Si les femmes doivent rester dans la douceur de leur maison, c'est
qu'elles sont supposées passives, faibles, aimables sans être
brillantes, innocentes. Les hommes, eux, doivent être actifs,
courageux quitte à employer la violence, créatifs. Ils doivent
encourir la souillure du monde pour l'éviter aux femmes et conserver
leur caractère d' ''ange de la maison''.
Ce
système ne destine les filles qu'à une seule chose, devenir épouse.
Ainsi dans Mustang
le passage à l'âge "adulte" est représenté par le départ
de la maison familiale, départ équivalent au mariage. C'est ainsi
que les sœurs se séparent au fur et à mesure, dans un ordre
correspondant à leur différence d'âge. La femme quitte un foyer
pour un autre foyer. Dans ce système, le travail des hommes et des
femmes étant différent, leur spécialisation doit être effectuée
dès leur éducation. On observe ici une différenciation entre
savoir et savoir-faire. Dans Mustang,
alors que la maison devient une "usine à épouses", les
jeunes filles sont déscolarisées. Leur éducation n'est alors plus
composée d'un savoir, un ensemble de compétences reconnues dans
l'espace public. Elles sont éduquées par des femmes, selon le mode
du savoir-faire à l'entretien de tout les aspects de la vie
domestique. Elles cuisinent, rangent la maison, apprennent à bourrer
des couettes. L'implication psychologique est montrée par la
caméra ; lorsqu'elles travaillent, les filles sont souvent filmées
d'une caméra un peu plus haute qu'elles, accentuant l'impression que
leurs yeux sont baissés sur leur ouvrage comme un signe de
soumission. Un autre bon exemple du concept de sphères séparées
est donné par la scène du visionnage du match de foot. Les femmes
mangent dans la maison ; les hommes mangent en extérieur entre eux.
L'autorité
paternelle, et même patriarcale, est assurée par l'oncle Erol. On
observe ici une apparente entorse au modèle des sphères séparées.

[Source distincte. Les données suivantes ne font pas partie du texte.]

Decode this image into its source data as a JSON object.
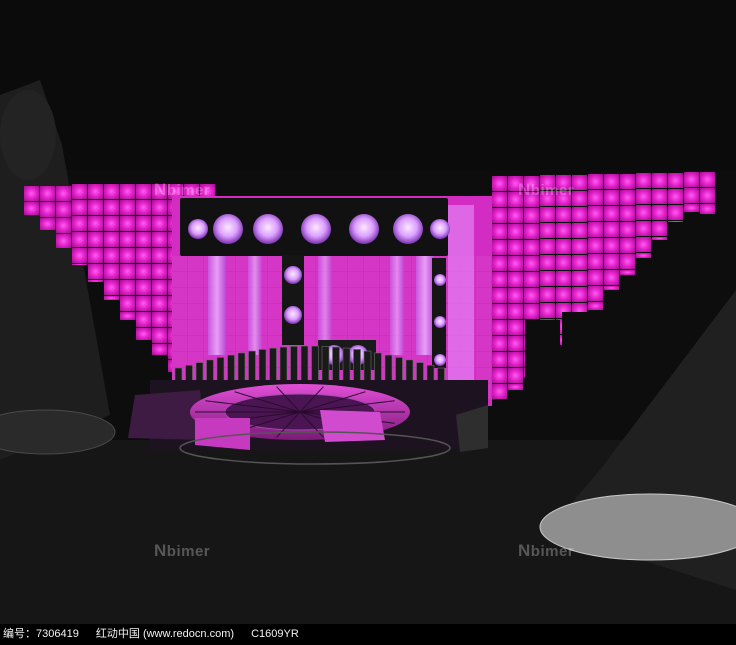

Les femmes sont censées diriger la maison, mais ici la grand-mère
se soumet à son fils, montrant que l'identité de genre surpasse
l'autorité due à l'age, et la fausseté de la liberté accordée
aux femmes dans l’espace intérieur. Tout au long du film la
sensation d'enfermement est tangible. Le sentiment de perte de
liberté est figuré par le rehaussement des murs extérieurs de la
propriété. Cette idée est omniprésente. Lorsqu'elles sont
emmenées en extérieur par leur oncle, les filles ne sont même pas
supposées quitter la voiture. Il est ainsi particulièrement
ironique, à la fin du film, de voir les filles retourner la maison
contre leur oppresseur, en s'y enfermant pour mieux s'enfuir.
Ce
principe d'espace de vie différent est le premier pilier de la
société patriarcale turque écaillé par le jeu des filles ayant
conduit à leur enfermement. L'incident s'est en effet produit en
extérieur, alors qu'elles rentraient de l'école en passant par la
plage. Il a pu être vu, et puni, car il s'est déroulé dans
l'espace public. Ce n'est néanmoins pas le seul interdit brisé, et
nous allons désormais voir comment leur jeu a pu rompre le principe
du ''double standard'' en laissant entendre que les jeunes filles
auraient pu avoir des relations intimes avec les garçons.
"Double
Standard" and "Consent"
Si
les femmes sont principalement définies par leur rôle d'épouse
dans la société dépeinte par le film, ce statut familial implique
un rapport spécifique de ces dernières à la sexualité. Pour
définir ce rapport, j'utiliserai une seconde fois un concept
victorien, celui de ''double standard''. Dans un monde régi par des
sphères séparées, la femme est considérée comme pure et passive,
devant en général être protégée du monde extérieur pour être
l'unique repos de son mari. Cette conception impliquait, en terme de
vie sexuelle, que les femmes ne devaient avoir aucune expérience
avant leur mariage. Mustang
présente longuement cet aspect des choses ; ainsi, comme le déclare
la grand-mère après le test de virginité subi par les filles,
"si il y avait eu le moindre doute, jamais vous n'auriez pu vous
marier". De leur côté les hommes, supposés détenteurs de
l'autorité familiale, devaient avoir un vécu sexuel avant d'entrer
dans la sexualité. Dans Mustang,
aucun garçon n'est montré puni pour avoir eu un contact trop intime
avec une jeune fille.
Ce
système de pensée participe au contrôle de la sexualité féminine.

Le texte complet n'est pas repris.